By Matt Schreiber– WBI President and Chief Investment Strategist

 Impeachment proceedings have begun against President Trump and this is causing unrest for market participants. The recent whistleblower complaint was at the center of the controversy and outlined allegations that Trump elicited the help of the Ukrainian President against a political foe for the 2020 election. The House is moving towards impeachment with six different committees and ongoing investigations. With the announcement of the proceedings last week, the market was down on Friday, September 27th as we recorded our eightieth episode of our financial podcast, Bull|Bear Radio. It seemed as if investors developed a case of impeachment indigestion. 

Though impeachment proceedings were at the forefront of the news last week, there were also other elements of political harangue that could have upset the markets. The latest US-China trade war news suggests a change in mood when it comes to trade talks. China’s trade negotiators canceled their trip to the Midwest, which was an attempt to renew the purchase of soybeans and pork. However, China has been buying more agricultural goods and meat products, which is a good sign for trade. On another positive note, Nike’s revenue climbed to 22% in China. This may indicate that China has less of an impact on supply chain than previously thought. If Nike made it through fairly unscathed, perhaps the effect on corporate America’s bottom line isn’t as dire of a story?

In other trade news, President Trump and Japanese Prime Minister Shinzo Abe signed a limited trade deal to eliminate tariffs and expand market access on farm, industrial, and digital products. The fact that this could potentially pass through Congress is a step in the right direction for trade, but political support and collaboration is crucial to keep positive momentum otherwise DoubleLine Capital CEO Jeffrey Gundlach may be right when he said there is a 75% chance of recession before the next election. 

Stocks were on one of the longest streaks without outsize moves before last week’s decline and the political unrest that emerged. However, when looking at the Atlanta Fed GDP tracker, we can see the latest GDP forecast is about 2.1% as of September 27, 2019. With this being the second quarter of the year, which typically isn’t the highest for GDP, if we can get back towards the 3% range this could help firm the economy. 
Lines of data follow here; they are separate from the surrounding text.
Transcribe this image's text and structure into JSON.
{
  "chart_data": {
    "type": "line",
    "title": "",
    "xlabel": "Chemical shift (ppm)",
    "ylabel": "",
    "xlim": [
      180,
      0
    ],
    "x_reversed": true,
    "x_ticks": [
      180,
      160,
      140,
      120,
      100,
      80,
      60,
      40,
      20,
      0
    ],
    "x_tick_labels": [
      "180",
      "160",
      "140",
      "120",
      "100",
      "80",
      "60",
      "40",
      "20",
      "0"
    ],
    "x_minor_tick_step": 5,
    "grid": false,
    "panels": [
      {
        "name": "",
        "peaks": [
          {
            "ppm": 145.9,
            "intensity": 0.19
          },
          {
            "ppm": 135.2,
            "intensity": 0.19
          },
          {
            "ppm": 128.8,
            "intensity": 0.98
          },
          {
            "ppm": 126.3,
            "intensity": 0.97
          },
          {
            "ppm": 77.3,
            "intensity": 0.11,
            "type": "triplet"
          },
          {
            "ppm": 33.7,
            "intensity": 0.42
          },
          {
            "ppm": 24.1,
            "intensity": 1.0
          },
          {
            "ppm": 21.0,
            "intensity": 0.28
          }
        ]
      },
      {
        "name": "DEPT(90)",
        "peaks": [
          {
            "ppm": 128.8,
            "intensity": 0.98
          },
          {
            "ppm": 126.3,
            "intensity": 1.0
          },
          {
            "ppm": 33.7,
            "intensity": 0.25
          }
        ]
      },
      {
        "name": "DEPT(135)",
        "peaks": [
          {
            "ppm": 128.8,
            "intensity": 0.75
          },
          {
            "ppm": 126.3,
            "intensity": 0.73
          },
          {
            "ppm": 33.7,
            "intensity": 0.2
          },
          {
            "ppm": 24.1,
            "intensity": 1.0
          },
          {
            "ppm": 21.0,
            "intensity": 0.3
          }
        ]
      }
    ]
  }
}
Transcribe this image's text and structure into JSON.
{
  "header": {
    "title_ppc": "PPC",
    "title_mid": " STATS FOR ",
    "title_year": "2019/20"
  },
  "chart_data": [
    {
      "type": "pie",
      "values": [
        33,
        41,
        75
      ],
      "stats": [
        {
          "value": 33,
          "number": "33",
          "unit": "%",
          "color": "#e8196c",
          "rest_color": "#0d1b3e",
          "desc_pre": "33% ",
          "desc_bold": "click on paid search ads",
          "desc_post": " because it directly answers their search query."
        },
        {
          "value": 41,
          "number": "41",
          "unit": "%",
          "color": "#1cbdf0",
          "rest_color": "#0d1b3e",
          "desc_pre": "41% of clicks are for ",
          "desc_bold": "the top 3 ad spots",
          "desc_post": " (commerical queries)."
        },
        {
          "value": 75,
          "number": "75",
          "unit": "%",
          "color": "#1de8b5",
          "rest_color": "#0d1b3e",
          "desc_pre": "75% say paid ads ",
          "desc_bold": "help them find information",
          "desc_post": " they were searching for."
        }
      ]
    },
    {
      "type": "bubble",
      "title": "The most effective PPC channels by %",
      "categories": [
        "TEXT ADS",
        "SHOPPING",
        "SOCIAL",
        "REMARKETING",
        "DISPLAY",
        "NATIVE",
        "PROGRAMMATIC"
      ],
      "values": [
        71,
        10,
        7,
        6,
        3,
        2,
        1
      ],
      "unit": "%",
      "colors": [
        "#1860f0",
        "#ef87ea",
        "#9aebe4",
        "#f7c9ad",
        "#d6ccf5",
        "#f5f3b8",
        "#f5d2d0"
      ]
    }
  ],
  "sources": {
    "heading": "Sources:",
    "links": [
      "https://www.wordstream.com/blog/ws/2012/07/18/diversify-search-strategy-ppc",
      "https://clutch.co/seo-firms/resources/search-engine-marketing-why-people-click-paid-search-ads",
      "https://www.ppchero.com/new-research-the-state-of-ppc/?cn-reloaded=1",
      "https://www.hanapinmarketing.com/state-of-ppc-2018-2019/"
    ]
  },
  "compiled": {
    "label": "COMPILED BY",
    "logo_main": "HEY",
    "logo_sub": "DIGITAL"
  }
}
We’ve had political turmoil for a bit of time now, but with the recent additional political uncertainty, this could taint certain economic inputs. The Federal Reserve Bank of New York had to step in and provide liquidity in the Repo market, which is a bit unnerving. The economy is in need of capital spending, trade resolutions, and a rest in political tensions. Fundamentals are starting to matter, it’s time we start paying close attention to all elements and factors influencing the markets.